‘A tough pill to swallow.’ Family speaks out after Coast man killed while picking up son.
A suspect in the domestic violence-related shooting death of a Hancock County man waived his preliminary hearing Monday, which bounds the case over to a grand jury for indictment.
Christopher Jerome Brown, 28, is being held on a charge of murder in the July 24 killing of 36-year-old Nicholas Pittman. Brown remains jailed in Jackson County on a $500,000 bond.
Brown is accused of shooting Pittman multiple times at a Latimer home on Theriot Avenue, where Brown lived with the mother of one of Pittman’s children.
Pittman’s brother, Codero Pittman, said his brother rode over to the home with one of his sisters and a niece to pick up his son from the child’s mother.
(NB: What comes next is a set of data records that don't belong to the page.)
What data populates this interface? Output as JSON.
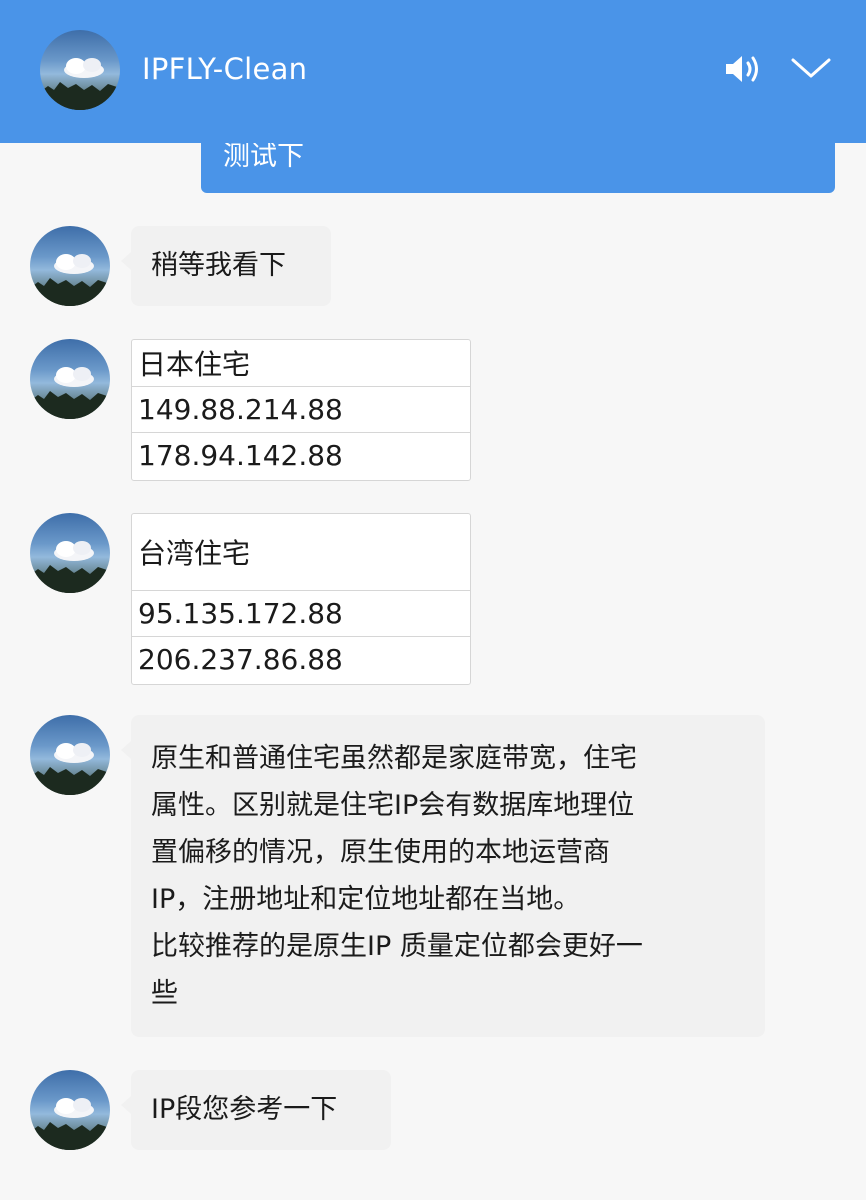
{
  "header": {
    "title": "IPFLY-Clean",
    "icons": [
      "avatar",
      "speaker-icon",
      "chevron-down-icon"
    ],
    "background": "#4a94e8"
  },
  "sent_message": {
    "text": "测试下"
  },
  "messages": [
    {
      "type": "text",
      "text": "稍等我看下"
    },
    {
      "type": "table",
      "rows": [
        "日本住宅",
        "149.88.214.88",
        "178.94.142.88"
      ]
    },
    {
      "type": "table",
      "rows": [
        "台湾住宅",
        "95.135.172.88",
        "206.237.86.88"
      ]
    },
    {
      "type": "text",
      "lines": [
        "原生和普通住宅虽然都是家庭带宽，住宅",
        "属性。区别就是住宅IP会有数据库地理位",
        "置偏移的情况，原生使用的本地运营商",
        "IP，注册地址和定位地址都在当地。",
        "比较推荐的是原生IP 质量定位都会更好一",
        "些"
      ]
    },
    {
      "type": "text",
      "text": "IP段您参考一下"
    }
  ]
}
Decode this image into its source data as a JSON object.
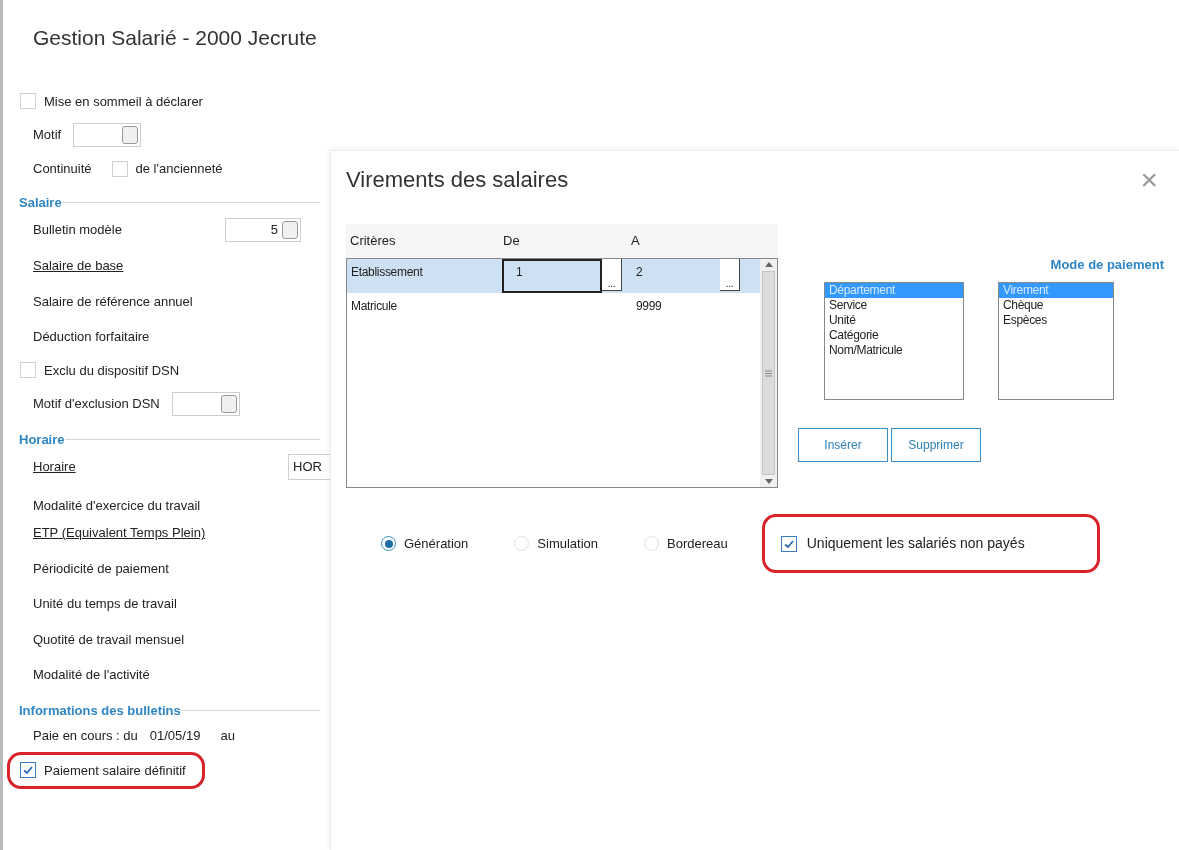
{
  "employee_form": {
    "title": "Gestion Salarié - 2000 Jecrute",
    "items": [
      {
        "kind": "checkbox",
        "label": "Mise en sommeil à déclarer",
        "checked": false,
        "highlighted": false
      },
      {
        "kind": "lookup",
        "label": "Motif"
      },
      {
        "kind": "inline_checkbox",
        "label": "Continuité",
        "suffix": "de l'ancienneté",
        "checked": false
      },
      {
        "kind": "section",
        "label": "Salaire"
      },
      {
        "kind": "lookup",
        "label": "Bulletin modèle",
        "value": "5"
      },
      {
        "kind": "link",
        "label": "Salaire de base"
      },
      {
        "kind": "text",
        "label": "Salaire de référence annuel"
      },
      {
        "kind": "text",
        "label": "Déduction forfaitaire"
      },
      {
        "kind": "checkbox",
        "label": "Exclu du dispositif DSN",
        "checked": false,
        "highlighted": false
      },
      {
        "kind": "lookup",
        "label": "Motif d'exclusion DSN"
      },
      {
        "kind": "section",
        "label": "Horaire"
      },
      {
        "kind": "link_field",
        "label": "Horaire",
        "value": "HOR"
      },
      {
        "kind": "text_tight",
        "label": "Modalité d'exercice du travail"
      },
      {
        "kind": "link",
        "label": "ETP (Equivalent Temps Plein)"
      },
      {
        "kind": "text",
        "label": "Périodicité de paiement"
      },
      {
        "kind": "text",
        "label": "Unité du temps de travail"
      },
      {
        "kind": "text",
        "label": "Quotité de travail mensuel"
      },
      {
        "kind": "text",
        "label": "Modalité de l'activité"
      },
      {
        "kind": "section",
        "label": "Informations des bulletins"
      },
      {
        "kind": "period",
        "label": "Paie en cours : du",
        "value": "01/05/19",
        "suffix": "au"
      },
      {
        "kind": "checkbox",
        "label": "Paiement salaire définitif",
        "checked": true,
        "highlighted": true
      }
    ]
  },
  "dialog": {
    "title": "Virements des salaires",
    "close": "×",
    "table": {
      "columns": [
        "Critères",
        "De",
        "A"
      ],
      "rows": [
        {
          "criteria": "Etablissement",
          "from": "1",
          "from_button": "...",
          "to": "2",
          "to_button": "...",
          "selected": true
        },
        {
          "criteria": "Matricule",
          "to": "9999",
          "selected": false
        }
      ]
    },
    "sort_list": [
      {
        "label": "Département",
        "selected": true
      },
      {
        "label": "Service",
        "selected": false
      },
      {
        "label": "Unité",
        "selected": false
      },
      {
        "label": "Catégorie",
        "selected": false
      },
      {
        "label": "Nom/Matricule",
        "selected": false
      }
    ],
    "payment_mode": {
      "title": "Mode de paiement",
      "items": [
        {
          "label": "Virement",
          "selected": true
        },
        {
          "label": "Chèque",
          "selected": false
        },
        {
          "label": "Espèces",
          "selected": false
        }
      ]
    },
    "buttons": [
      "Insérer",
      "Supprimer"
    ],
    "modes": [
      {
        "label": "Génération",
        "selected": true
      },
      {
        "label": "Simulation",
        "selected": false
      },
      {
        "label": "Bordereau",
        "selected": false
      }
    ],
    "unpaid_only": {
      "label": "Uniquement les salariés non payés",
      "checked": true,
      "highlighted": true
    }
  }
}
While he was there, his brother said, Pittman was talking to the child’s mother and allegedly telling her that she needed to make sure Brown didn’t “lay a hand” on the child. Brown, he said, apparently overheard the conversation.
Pittman’s brother said the suspect allegedly swung open the front door, pulled a gun out of his pocket, and shot Pittman. Nicholas Pittman died at the scene.
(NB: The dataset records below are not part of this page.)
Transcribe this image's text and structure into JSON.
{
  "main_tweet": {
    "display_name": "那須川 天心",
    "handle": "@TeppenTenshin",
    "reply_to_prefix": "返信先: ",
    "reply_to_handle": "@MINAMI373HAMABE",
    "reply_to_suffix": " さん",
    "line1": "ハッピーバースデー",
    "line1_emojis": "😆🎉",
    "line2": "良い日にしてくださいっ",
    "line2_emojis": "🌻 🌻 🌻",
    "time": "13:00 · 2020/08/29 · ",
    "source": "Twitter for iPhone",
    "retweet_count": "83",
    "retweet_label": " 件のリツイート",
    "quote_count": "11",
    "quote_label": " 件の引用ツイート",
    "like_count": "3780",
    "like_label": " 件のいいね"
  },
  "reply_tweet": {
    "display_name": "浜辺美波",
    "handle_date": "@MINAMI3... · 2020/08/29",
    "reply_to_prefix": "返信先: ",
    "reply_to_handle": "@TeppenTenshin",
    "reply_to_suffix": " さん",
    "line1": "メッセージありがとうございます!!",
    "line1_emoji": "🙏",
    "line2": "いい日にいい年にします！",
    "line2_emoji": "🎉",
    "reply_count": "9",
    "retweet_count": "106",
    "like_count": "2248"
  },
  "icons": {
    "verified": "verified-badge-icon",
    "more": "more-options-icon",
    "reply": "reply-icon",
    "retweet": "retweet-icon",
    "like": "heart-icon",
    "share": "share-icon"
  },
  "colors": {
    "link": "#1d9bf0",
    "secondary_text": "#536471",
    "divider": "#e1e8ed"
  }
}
Jackson County sheriff’s deputies said the two men had argued prior to the shooting.
Brown fled the home after the shooting but later surrendered to authorities.
Codero Pittman said it’s been very hard on his family to lose their loved one the way they did.
“This has affected us in a major way,” his brother said. “It’s different when you lose someone if they are sick, but an unexpected death like this is just a tough pill to swallow.”
Nicholas Pittman graduated from Harrison Central High School and was working as a security guard and living in Hancock County at the time of his death.
“He was a great man,” his brother said. “He was an amazing father. He loved to play basketball with his children. I mean, he just loved spending quality time with them. Anything he needed to do as a father, he did it.”
Codero Pittman, who works at a funeral home and is a pastor at Prophetic & Deliverance Ministries in Gulfport, said he has thought about the suspect often since the killing. Pittman went to court Monday to attend the court proceeding.
“I am praying for him,” he said. “I pray this has changed him.”